Risky factor of Precipio, Inc. (PRPO) is observed at 0.55


Precipio, Inc. (PRPO) , a stock from Medical Laboratories & Research Industry, has a value of $0.40 per share, noted a price change of -5.09% in recent trade close. The price to sales ratio is 3.04. The lower price P/S ratio indicates attractive the investment. A low P/S can also be effective in valuing growth stocks that have suffered a temporary setback. A low P/S ratio may indicate possible undervaluation, while a ratio that is significantly above the average may suggest overvaluation. Abbreviated as the P/S ratio or PSR, this ratio is also known as a “sales multiple” or “revenue multiple.”

Annual earnings per share (EPS) growth noted at 31.70% in past 5 Years and Long-term annual earnings per share (EPS) growth is expected to reach 20.00% in coming 5 years. The company is estimating to achieve earnings per share (EPS) growth of 26.50% in this year .

The stock has P/B of 0.31. The price-to-book ratio (P/B Ratio) is a ratio used to compare a stock’s market value to its book value. It is calculated by dividing the current closing price of the stock by the latest quarter’s book value per share. A lower P/B ratio could mean that the stock is undervalued. However, it could also mean that something is fundamentally wrong with the company. As with most ratios, be aware that this varies by industry. This ratio also gives some idea of whether you’re paying too much for what would be left if the company went bankrupt immediately.

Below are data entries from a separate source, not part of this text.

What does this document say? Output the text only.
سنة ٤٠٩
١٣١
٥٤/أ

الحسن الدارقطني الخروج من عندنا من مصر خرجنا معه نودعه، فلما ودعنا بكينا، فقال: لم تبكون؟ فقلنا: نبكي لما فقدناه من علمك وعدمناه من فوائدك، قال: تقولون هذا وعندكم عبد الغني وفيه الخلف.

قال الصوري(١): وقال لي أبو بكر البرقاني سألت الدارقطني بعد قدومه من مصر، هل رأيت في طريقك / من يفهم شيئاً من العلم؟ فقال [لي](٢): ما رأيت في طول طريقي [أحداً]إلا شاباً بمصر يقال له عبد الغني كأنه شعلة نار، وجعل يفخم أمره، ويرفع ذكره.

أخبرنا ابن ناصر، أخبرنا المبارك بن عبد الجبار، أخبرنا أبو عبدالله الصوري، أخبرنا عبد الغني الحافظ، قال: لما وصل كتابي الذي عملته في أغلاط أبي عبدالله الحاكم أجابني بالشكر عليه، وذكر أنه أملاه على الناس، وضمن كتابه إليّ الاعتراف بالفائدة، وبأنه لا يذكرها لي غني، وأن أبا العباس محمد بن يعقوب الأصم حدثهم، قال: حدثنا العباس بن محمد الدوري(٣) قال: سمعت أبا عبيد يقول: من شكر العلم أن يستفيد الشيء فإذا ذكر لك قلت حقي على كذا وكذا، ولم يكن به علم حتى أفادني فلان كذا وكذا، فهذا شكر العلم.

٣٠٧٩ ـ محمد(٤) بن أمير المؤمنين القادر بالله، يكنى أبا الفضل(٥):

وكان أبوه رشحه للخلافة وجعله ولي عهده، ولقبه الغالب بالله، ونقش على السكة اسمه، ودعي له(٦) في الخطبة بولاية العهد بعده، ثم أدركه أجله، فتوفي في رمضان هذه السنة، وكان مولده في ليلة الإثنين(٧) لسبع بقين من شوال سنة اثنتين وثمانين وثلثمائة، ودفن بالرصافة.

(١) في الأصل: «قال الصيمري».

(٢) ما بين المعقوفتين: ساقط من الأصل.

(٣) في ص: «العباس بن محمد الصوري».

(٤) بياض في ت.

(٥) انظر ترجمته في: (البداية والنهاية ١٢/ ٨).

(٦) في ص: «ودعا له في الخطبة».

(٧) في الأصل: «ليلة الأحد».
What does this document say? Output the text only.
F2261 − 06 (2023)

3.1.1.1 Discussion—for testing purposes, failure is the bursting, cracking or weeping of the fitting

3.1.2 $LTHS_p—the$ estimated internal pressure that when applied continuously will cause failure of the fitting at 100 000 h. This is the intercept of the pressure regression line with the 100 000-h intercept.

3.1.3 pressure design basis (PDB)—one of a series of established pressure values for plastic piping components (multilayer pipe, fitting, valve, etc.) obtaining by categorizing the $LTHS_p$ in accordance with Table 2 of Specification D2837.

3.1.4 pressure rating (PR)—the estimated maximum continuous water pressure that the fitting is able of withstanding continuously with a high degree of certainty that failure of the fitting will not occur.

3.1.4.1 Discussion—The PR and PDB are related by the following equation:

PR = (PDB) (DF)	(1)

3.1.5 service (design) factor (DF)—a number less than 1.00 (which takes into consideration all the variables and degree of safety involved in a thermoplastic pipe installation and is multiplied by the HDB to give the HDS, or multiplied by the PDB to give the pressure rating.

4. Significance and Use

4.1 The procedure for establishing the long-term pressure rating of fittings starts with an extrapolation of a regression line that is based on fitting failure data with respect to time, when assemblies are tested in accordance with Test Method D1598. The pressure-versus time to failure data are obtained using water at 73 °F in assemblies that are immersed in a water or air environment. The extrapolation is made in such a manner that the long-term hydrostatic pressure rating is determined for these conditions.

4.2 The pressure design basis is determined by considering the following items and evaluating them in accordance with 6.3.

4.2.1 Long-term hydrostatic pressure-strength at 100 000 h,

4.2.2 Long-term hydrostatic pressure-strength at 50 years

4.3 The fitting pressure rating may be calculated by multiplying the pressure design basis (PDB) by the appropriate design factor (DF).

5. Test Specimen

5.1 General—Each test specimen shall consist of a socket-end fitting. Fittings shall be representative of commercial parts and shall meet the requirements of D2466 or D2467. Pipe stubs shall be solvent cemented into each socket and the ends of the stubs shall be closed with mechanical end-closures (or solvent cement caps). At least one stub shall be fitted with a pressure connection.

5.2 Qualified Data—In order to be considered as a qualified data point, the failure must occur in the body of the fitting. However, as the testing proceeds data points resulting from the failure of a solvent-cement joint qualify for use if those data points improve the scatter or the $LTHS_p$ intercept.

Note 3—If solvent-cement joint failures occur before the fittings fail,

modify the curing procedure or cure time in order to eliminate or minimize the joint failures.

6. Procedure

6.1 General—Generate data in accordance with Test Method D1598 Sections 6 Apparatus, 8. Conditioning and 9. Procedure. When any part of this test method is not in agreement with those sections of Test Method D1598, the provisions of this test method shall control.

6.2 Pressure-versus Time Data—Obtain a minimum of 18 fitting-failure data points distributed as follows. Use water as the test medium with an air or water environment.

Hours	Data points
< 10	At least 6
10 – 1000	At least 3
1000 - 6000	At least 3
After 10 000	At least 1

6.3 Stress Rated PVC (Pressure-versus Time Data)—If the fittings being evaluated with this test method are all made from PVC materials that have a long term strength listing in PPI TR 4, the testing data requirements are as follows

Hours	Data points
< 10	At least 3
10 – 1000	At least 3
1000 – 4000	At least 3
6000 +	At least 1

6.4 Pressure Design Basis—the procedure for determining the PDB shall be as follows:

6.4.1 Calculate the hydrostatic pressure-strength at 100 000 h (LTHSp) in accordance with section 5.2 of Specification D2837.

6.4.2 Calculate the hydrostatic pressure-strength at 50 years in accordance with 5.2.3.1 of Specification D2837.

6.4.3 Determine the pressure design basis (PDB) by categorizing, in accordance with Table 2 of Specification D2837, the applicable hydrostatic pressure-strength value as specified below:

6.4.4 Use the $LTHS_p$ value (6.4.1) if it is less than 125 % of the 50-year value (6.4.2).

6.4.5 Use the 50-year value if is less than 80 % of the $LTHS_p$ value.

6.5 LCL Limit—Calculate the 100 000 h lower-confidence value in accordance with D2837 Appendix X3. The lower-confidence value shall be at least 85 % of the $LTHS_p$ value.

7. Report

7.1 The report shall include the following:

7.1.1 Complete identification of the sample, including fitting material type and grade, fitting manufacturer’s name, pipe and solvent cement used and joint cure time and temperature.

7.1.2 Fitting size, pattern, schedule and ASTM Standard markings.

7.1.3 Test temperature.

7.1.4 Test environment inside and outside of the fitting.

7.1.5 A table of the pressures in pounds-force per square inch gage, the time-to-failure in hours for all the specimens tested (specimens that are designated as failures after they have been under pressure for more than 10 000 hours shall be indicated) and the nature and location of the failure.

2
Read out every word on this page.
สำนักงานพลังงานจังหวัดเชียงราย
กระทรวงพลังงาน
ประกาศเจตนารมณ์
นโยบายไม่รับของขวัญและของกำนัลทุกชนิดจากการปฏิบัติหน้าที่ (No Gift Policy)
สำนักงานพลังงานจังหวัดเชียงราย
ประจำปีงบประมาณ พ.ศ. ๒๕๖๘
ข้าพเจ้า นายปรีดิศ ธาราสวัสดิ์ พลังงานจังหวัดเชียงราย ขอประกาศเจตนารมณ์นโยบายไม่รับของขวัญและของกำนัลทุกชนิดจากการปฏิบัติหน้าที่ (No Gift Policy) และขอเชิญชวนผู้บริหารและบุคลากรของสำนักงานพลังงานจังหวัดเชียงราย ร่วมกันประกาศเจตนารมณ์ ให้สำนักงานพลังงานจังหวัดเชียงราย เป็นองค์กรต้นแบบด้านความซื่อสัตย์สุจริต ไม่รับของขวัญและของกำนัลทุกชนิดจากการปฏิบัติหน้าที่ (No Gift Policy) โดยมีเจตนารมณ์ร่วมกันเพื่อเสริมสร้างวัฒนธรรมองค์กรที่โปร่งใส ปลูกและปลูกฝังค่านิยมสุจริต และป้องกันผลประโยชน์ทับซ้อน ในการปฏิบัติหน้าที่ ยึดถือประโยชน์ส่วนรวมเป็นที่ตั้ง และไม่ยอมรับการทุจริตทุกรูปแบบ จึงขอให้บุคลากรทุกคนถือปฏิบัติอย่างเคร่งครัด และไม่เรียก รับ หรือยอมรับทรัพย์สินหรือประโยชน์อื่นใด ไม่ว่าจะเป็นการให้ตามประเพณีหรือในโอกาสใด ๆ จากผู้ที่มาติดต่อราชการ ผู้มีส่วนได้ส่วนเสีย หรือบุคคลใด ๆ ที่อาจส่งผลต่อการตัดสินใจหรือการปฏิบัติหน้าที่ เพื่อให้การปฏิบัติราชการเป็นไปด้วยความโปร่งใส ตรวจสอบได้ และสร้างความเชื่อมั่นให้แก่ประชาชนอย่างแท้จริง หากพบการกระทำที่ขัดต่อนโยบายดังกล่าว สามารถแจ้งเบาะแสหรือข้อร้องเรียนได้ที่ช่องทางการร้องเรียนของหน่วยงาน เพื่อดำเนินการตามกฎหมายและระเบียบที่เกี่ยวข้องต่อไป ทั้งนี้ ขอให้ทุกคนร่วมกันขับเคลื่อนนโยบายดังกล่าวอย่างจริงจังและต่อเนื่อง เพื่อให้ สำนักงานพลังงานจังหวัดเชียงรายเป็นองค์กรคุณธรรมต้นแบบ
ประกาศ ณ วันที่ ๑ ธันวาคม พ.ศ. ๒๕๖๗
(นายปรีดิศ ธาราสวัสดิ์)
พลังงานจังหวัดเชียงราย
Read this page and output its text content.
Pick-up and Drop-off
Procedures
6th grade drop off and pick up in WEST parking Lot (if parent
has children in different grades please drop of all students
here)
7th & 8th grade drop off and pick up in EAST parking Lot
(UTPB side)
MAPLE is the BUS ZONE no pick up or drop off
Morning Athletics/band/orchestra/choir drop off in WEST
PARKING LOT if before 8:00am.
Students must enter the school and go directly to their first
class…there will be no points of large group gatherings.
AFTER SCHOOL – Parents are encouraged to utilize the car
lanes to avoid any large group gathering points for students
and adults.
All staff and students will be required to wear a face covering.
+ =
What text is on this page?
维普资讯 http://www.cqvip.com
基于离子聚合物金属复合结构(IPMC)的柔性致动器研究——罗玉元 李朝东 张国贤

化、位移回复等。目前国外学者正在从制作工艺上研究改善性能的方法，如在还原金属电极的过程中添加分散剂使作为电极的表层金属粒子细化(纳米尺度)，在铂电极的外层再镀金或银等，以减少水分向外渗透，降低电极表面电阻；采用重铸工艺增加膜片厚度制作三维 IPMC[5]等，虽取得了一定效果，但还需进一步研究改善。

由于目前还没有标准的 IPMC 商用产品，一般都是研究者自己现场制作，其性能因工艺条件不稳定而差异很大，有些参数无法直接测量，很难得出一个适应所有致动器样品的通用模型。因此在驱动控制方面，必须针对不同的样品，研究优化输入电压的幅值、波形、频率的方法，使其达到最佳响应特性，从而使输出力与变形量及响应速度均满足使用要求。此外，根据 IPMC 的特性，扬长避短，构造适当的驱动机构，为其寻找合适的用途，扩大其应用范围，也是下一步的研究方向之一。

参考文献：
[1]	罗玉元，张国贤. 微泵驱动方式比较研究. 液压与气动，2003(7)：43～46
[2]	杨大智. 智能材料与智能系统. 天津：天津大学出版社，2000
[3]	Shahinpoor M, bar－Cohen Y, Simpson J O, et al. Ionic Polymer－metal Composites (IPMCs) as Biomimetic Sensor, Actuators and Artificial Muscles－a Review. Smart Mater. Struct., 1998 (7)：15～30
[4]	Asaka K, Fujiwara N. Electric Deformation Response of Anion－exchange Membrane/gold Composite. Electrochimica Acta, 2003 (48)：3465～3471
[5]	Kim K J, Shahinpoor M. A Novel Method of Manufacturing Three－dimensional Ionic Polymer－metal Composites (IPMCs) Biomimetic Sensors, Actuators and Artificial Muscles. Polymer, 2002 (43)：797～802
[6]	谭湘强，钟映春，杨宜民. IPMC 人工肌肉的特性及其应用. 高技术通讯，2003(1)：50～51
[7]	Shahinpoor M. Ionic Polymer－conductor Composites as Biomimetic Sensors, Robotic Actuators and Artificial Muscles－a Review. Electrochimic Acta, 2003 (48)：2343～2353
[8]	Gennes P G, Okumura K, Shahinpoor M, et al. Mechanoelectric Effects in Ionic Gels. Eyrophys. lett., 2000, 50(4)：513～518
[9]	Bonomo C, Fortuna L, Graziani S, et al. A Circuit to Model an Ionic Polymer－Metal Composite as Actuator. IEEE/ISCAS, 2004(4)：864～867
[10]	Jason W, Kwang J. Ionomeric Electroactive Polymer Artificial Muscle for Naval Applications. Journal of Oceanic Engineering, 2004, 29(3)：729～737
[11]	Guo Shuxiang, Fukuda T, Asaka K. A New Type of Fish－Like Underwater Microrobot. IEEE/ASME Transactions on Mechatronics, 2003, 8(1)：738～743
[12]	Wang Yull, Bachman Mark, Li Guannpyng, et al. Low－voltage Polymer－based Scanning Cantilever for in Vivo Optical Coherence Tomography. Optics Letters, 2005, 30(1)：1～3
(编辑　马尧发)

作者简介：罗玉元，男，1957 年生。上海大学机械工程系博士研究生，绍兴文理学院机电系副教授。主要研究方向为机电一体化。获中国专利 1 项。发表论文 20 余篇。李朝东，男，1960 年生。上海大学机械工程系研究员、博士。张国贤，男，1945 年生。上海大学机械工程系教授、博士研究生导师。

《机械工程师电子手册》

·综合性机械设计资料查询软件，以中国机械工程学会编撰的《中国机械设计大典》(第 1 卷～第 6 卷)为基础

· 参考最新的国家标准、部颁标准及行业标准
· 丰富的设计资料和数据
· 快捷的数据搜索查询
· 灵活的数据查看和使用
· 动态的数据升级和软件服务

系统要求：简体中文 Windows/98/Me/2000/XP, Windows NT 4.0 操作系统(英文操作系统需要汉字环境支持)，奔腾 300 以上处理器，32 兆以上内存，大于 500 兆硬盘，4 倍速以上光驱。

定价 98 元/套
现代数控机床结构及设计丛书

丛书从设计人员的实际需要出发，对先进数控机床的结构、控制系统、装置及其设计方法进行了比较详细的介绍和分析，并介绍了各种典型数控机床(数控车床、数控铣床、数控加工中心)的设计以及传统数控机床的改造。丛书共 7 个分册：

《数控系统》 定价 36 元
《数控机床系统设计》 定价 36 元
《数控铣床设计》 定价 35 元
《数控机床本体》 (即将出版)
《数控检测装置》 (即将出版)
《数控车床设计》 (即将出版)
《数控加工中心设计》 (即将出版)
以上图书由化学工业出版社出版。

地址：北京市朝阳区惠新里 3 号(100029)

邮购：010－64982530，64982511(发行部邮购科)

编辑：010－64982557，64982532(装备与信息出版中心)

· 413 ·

The performance for week is 3.94% and the performance for quarter is at -47.94%. The performance for month is -6.85% and the performance for half year is -70.30%. Its monthly volatility value of 10.15% and volatility for the week is valued at 16.10%. The performance for Year to Date (YTD) is -66.59%.

7.40% shares of the company possessed by Institutional Investors. Insiders own 4.40% of Precipio, Inc. (PRPO) shares.

Indicating how profitable this stock is relative to its assets, the ROA value is observed at -131.90%. The ROA tells us exactly what earnings were generated from the invested capital. A ROI of -105.20% for the company evaluates and compares the efficiency of the various numbers of investments relative to the cost of investments.